Dans les faits une banque a assigné un particulier en remboursement d’un prêt qu’il aurait signé électroniquement. Le premier juge a débouté le prétendu client de ses demandes et condamné à payer une certaine somme à la banque.

En appel, il soutient qu’il n’a pas signé ledit contrat, ayant été victime d’une escroquerie et dénie sa signature. La banque, quant à elle, avance qu’elle a eu recours à une signature électronique qualifiée bénéficiant d’une présomption de fiabilité.

Elle verse donc aux débats copie de l’enveloppe électronique contenant le fichier de preuve, créé par la société DocuSign en sa qualité de prestataire de services de certification électronique, attestant de la signature électronique du document en ligne service par le signataire. Il est encore spécifié que le signataire s’est identifié en saisissant un code qui lui a été transmis par CA Consumer Finance qu’elle a parallèlement fourni au service Protect Sign qui a vérifié l’équivalence des codes saisis par l’utilisateur et transmis par la banque. L’adresse IP du signataire est aussi indiquée.

Or, ce n’était qu’une « enveloppe de preuve » contenant le fichier de preuve. En outre, malgré la sommation faite à la banque d’indiquer sur quel support et à quelle adresse électronique ou numéro de téléphone le code d’identification avait été envoyé, la banque n’a pas déféré à cette demande. Elle était donc défaillante à démontrer que la signature électronique invoquée est liée au client de manière univoque et permet de l’identifier. A défaut d’établir une identification certaine du client, la banque ne prouve pas qu’il est bien engagé et ce malgré la preuve du versement des fonds par la banque.

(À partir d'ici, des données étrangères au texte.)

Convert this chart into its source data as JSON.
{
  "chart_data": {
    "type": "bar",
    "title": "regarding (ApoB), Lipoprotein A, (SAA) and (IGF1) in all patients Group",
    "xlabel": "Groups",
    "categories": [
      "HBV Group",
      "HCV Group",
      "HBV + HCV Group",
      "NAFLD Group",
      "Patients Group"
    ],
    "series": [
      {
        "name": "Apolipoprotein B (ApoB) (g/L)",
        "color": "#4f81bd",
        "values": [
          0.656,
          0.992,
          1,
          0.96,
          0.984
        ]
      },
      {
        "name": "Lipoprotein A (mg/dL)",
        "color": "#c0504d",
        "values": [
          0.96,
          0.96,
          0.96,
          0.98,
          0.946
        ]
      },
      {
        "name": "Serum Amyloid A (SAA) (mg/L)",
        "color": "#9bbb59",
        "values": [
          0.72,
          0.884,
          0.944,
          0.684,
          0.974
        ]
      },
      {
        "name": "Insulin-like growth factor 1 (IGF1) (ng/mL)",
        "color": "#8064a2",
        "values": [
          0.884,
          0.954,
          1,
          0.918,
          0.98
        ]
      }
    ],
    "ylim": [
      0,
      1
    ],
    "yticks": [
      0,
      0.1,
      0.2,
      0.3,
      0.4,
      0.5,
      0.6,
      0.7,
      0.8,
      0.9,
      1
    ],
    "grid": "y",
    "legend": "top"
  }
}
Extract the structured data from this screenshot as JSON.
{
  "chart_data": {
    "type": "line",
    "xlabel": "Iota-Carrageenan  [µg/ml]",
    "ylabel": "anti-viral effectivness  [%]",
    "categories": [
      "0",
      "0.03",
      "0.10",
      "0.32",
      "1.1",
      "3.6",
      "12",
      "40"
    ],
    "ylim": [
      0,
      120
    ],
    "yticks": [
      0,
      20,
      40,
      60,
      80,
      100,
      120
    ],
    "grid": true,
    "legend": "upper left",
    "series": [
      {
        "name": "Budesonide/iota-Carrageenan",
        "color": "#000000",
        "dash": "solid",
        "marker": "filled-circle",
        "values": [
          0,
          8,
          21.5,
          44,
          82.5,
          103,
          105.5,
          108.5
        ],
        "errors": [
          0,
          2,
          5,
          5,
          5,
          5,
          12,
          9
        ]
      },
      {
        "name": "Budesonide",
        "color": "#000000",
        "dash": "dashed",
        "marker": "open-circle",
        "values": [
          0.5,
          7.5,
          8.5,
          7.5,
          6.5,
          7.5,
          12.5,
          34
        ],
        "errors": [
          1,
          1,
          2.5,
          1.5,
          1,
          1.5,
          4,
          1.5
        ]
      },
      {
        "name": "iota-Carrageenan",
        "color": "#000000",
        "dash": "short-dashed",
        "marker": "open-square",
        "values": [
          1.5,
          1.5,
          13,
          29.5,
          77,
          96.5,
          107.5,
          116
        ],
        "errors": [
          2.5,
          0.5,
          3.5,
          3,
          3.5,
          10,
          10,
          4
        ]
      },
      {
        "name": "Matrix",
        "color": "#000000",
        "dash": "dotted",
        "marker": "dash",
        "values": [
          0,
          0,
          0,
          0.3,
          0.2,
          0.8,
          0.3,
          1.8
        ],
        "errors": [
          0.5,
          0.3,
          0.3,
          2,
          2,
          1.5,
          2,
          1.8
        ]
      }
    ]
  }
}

En effet, la cour précise que « l’existence d’un prêt suppose la démonstration du versement des fonds, mais aussi l’engagement de celui qui les reçoit à les rembourser ». Une seule des conditions étant remplie, le jugement est infirmé.

3.

Cette décision récente est intéressante, en ce qu’elle rappelle les trois conditions cumulatives permettant d’établir la force probante de la signature électronique, à savoir : identification du signataire, manifestation du consentement er fiabilité du procédé.

Dans cette décision la motivation des juges est particulièrement précise, et dénote de la sévérité des juges quant à l’appréciation du caractère de l’identification dans un souci de protection du potentiel signataire. L’identification du signataire doit être univoque.

Il s’agit d’une décision complète permettant de renforcer la jurisprudence antérieure, tout en faisant un rappel clair des conditions cumulatives pour établir la force probante de la signature électronique.